此時正當深夜,染城被靜謐所包圍。這座莊園,亦像是黑暗中的盤踞的一隻怪獸,森冷的口大大的張開,等著人自投羅網。隻有偶爾路過的巡查人員手中的火光,才帶來了一絲小小的溫暖和光明。
雨夢的身影從天空中出現,在遮擋住月光的一瞬間躍入了院內——就像是一直遊弋在暗夜中的黑貓,矯健妖異的身影絕非人間所有。
也不需要找個什麼人來詢問,雨夢清晰的把握到那個小人越來越虛弱的氣息身處何方,而她此時的力量太過有限,用一點就會少一點,所以她沒有用這個世界最極端最厲害的身法——瞬移,直接落到源澈身旁,而是選擇了潛入。
她把不耗費力量的輕功身法發揮到了極致,足不點地的向這個府邸中的假山躍去。

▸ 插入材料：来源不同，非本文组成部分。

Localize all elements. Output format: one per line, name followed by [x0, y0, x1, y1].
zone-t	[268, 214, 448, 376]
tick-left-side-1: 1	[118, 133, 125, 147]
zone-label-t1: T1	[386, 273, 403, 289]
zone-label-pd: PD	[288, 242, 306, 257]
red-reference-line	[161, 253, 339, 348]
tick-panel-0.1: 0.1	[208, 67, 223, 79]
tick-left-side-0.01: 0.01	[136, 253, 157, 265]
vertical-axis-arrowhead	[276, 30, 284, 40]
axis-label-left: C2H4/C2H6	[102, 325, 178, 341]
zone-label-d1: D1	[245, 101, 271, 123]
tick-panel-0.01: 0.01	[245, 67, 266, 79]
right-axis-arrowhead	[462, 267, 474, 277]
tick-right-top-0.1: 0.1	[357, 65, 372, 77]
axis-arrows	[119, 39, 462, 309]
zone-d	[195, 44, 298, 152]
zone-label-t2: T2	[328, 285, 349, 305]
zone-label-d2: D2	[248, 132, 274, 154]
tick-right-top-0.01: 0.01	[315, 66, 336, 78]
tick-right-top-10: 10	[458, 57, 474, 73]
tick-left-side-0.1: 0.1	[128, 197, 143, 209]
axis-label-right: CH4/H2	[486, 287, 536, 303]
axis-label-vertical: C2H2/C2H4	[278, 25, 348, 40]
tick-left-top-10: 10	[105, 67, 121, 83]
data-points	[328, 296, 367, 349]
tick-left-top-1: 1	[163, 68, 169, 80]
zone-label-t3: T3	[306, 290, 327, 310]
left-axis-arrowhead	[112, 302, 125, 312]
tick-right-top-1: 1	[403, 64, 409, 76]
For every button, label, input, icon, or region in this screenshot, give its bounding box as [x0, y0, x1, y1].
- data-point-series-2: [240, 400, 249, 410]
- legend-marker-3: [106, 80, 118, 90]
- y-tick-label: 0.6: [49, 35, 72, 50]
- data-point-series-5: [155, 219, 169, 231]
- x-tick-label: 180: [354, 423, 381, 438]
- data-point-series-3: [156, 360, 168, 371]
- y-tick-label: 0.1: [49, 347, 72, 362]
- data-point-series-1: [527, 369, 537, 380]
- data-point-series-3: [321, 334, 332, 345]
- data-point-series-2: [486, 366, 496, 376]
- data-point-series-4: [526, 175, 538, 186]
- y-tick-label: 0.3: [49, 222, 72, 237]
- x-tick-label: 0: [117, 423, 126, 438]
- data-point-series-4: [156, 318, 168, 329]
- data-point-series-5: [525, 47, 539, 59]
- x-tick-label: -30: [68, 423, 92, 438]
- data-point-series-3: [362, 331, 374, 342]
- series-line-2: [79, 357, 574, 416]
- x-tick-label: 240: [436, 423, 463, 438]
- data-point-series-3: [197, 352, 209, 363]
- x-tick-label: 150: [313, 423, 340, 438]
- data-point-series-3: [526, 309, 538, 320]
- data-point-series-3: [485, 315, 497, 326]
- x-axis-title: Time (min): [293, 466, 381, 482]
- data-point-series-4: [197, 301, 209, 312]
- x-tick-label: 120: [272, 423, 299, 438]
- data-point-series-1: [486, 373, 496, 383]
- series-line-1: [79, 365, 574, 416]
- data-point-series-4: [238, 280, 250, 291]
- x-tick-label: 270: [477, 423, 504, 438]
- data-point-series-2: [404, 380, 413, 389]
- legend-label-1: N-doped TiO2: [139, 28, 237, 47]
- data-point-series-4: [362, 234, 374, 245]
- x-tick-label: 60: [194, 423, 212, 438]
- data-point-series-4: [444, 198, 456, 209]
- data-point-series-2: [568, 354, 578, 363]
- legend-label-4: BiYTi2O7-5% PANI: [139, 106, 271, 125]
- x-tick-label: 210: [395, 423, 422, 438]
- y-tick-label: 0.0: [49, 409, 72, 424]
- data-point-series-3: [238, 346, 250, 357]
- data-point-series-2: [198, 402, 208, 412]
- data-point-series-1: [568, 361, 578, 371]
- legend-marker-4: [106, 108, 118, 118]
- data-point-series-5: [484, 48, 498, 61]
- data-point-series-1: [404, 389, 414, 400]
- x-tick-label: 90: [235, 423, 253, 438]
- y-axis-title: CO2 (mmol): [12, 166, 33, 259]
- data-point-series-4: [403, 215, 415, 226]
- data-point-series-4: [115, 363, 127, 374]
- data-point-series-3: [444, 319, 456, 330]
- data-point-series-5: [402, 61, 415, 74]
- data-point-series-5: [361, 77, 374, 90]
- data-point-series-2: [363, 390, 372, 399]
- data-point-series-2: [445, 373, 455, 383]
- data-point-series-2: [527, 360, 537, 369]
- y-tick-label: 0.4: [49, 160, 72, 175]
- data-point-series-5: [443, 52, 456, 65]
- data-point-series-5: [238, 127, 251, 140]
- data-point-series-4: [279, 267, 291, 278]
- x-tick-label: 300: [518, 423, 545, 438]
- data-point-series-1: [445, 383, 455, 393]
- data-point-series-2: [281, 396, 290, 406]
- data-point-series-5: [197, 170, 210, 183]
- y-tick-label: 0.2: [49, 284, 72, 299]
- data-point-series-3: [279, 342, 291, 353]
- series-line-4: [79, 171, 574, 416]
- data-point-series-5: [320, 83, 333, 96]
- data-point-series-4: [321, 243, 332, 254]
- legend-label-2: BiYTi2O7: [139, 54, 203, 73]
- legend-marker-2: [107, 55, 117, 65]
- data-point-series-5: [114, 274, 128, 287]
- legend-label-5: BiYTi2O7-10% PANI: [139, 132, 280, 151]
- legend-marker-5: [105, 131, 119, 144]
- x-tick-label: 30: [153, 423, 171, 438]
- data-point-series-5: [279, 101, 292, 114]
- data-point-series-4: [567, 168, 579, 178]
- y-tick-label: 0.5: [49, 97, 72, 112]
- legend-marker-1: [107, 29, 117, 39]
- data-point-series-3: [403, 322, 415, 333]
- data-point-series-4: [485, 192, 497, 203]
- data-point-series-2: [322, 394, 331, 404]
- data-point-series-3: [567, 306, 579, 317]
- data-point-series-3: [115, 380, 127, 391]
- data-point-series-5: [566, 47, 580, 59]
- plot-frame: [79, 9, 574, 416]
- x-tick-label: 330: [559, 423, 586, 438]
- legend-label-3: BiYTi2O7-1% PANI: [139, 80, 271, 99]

巡視的侍衛根本看不到她的身影,最多隻能感到一陣風,所以她完全沒有必要躲避。
很老套的手法,假山下麵是地牢,那個囚禁著源澈的地方。
在鐵門外麵的守衛倒在了地上,雨夢從那守衛身後走出,冰冷的眼神透出了濃濃的寒意,這是她幾百萬年來第一次露出這樣的表情,這表明了她很生氣。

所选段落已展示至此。